There is also a Russian pipeline in Turkmenistan. For some years, Russia shipped Turkmen gas through its pipeline. Most of it went to Ukraine, while Russian gas in the same network went to Europe. Ukraine could not pay its bills, and soon ran up a $1 billion debt to Turkmenistan. Then three years ago, after Turkmenistan had sought to raise the cost of its gas -- from $32 to $40 per 1,000 cubic meters -- Turkmenistan's negotiations with Russia's Gazprom and an intermediary company known as Itera broke down. Turkmen gas promptly stopped flowing outside the country for profit.

Turkmenistan seemed to be edging close to a compromise on the price of its gas early last year, when then-Russian Prime Minister Viktor Chernomyrdin visited the country. But no deal was concluded. When Russia's new President Vladimir Putin visited the capital Ashgabat last month, Gazprom chief Rem Vyakhirev accompanied him.

Vyakhirev had first traveled to Kazakhstan, where he signed a deal to create a joint venture with the state-owned gas company. The Gazprom chief then went on to Uzbekistan, where he signed a deal for 5 billion cubic meters of Uzbek gas annually. In Turkmenistan, Russia offered $32 per 1,000 cubic meters. No deal was signed.

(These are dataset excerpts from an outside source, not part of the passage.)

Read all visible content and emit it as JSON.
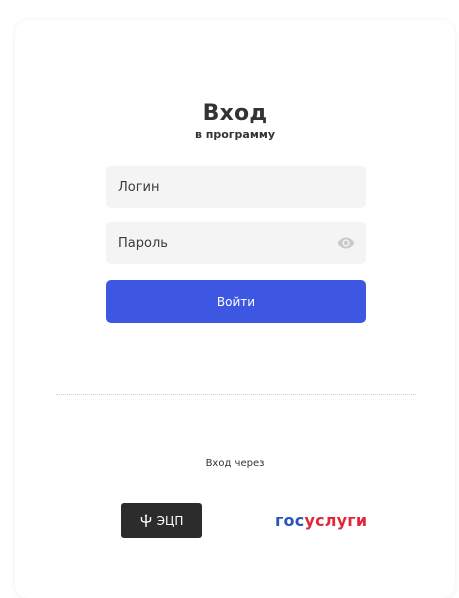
{
  "header": {
    "title": "Вход",
    "subtitle": "в программу"
  },
  "form": {
    "login": {
      "placeholder": "Логин",
      "value": ""
    },
    "password": {
      "placeholder": "Пароль",
      "value": "",
      "toggle_icon": "eye-icon"
    },
    "submit_label": "Войти"
  },
  "alt_login": {
    "label": "Вход через",
    "ecp": {
      "label": "ЭЦП",
      "icon": "usb-icon"
    },
    "gosuslugi": {
      "part1": "гос",
      "part2": "услуги"
    }
  },
  "colors": {
    "primary": "#3d57e3",
    "ecp_bg": "#2c2c2c",
    "gos_blue": "#2855b8",
    "gos_red": "#e0283a",
    "input_bg": "#f4f4f4"
  }
}
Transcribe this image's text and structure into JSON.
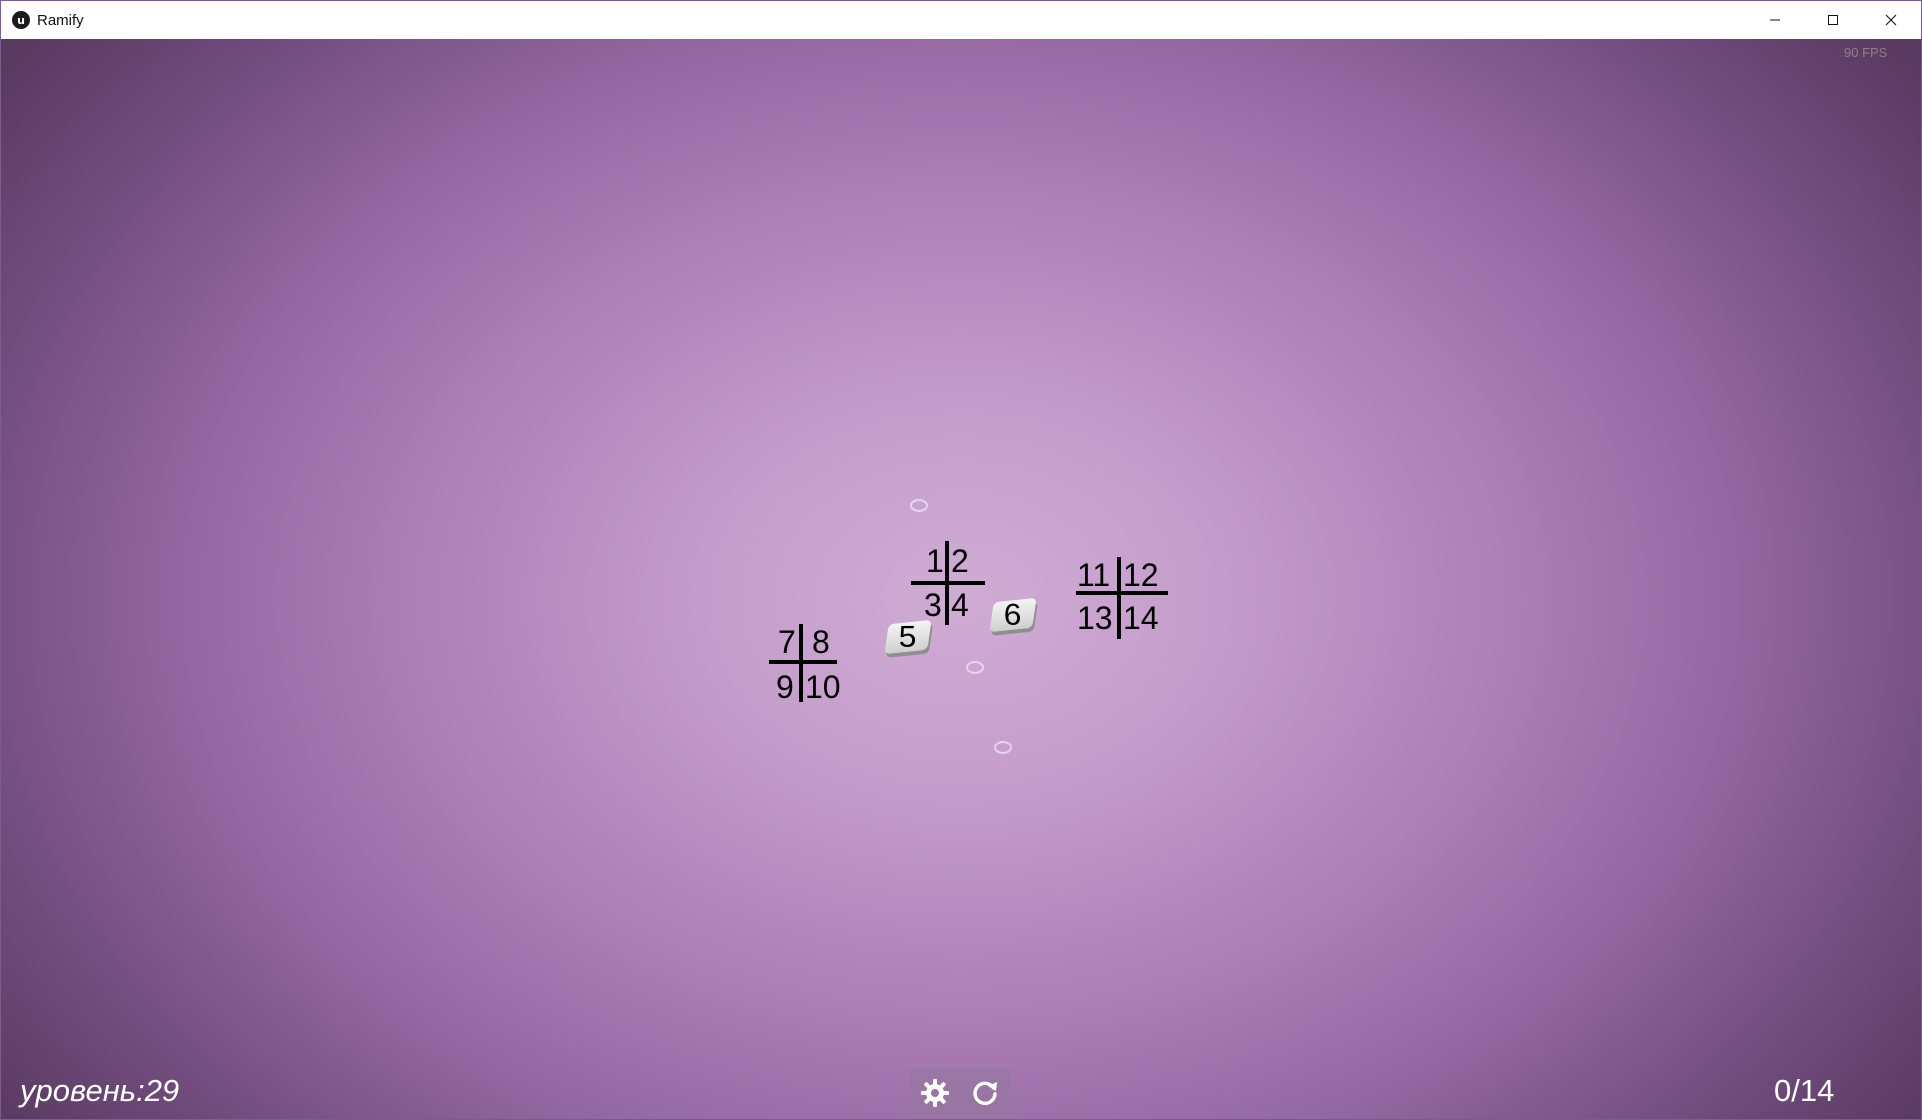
{
  "window": {
    "title": "Ramify",
    "logo_glyph": "u",
    "icons": [
      "minimize-icon",
      "maximize-icon",
      "close-icon"
    ]
  },
  "hud": {
    "fps": "90 FPS",
    "level_label": "уровень:29",
    "score": "0/14"
  },
  "board": {
    "cross_a": {
      "tl": "1",
      "tr": "2",
      "bl": "3",
      "br": "4"
    },
    "tile_5": "5",
    "tile_6": "6",
    "cross_b": {
      "tl": "7",
      "tr": "8",
      "bl": "9",
      "br": "10"
    },
    "cross_c": {
      "tl": "11",
      "tr": "12",
      "bl": "13",
      "br": "14"
    }
  },
  "controls": {
    "settings_icon": "gear-icon",
    "restart_icon": "restart-icon"
  },
  "colors": {
    "bg_center": "#d0acd4",
    "bg_edge": "#58395f",
    "text_hud": "#ffffff"
  }
}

Development of Caspian oil and gas fields has brought Niyazov into conflict with President Heidar Aliyev of Azerbaijan, directly across the Caspian Sea from Turkmenistan. Both lay claim to the same Caspian fields, and their dispute has helped delay the construction of a trans-Caspian pipeline by a mostly Western consortium.

Two other CIS leaders who may not be happy to see Niyazov in Moscow tomorrow are Uzbekistan's Islam Karimov and Kazakhstan's Nursultan Nazarbaev. Last week, Niyazov announced he wants more soldiers and posts along those two countries' borders with his country. But he did not mention Turkmenistan's long border with Taliban-controlled Afghanistan, with which Ashgabat has signed a trade agreement. Turkmenistan is the only CIS state to have any official relations with the Taliban.

Niyazov also announced last week that he would keep a closer watch on foreign citizens in Turkmenistan. He ordered his security and interior ministries to keep track of foreigners from the moment they enter the country.

A year ago, Turkmenistan was the first CIS country to leave the organization's visa-free regime. Russia retaliated by making visas necessary for visiting Turkmen citizens.

Last month, Turkmenistan revoked the licenses of all Internet providers in the country. That left only the state-owned Turkmentelekom to provide Internet services.

Turkmenistan today has no major foreign backer, nor close ties with any other government. Nearly all of its gas and oil sits in storage containers or under the ground waiting for a buyer. In nine years, Niyazov has presided over the almost total isolation of his country.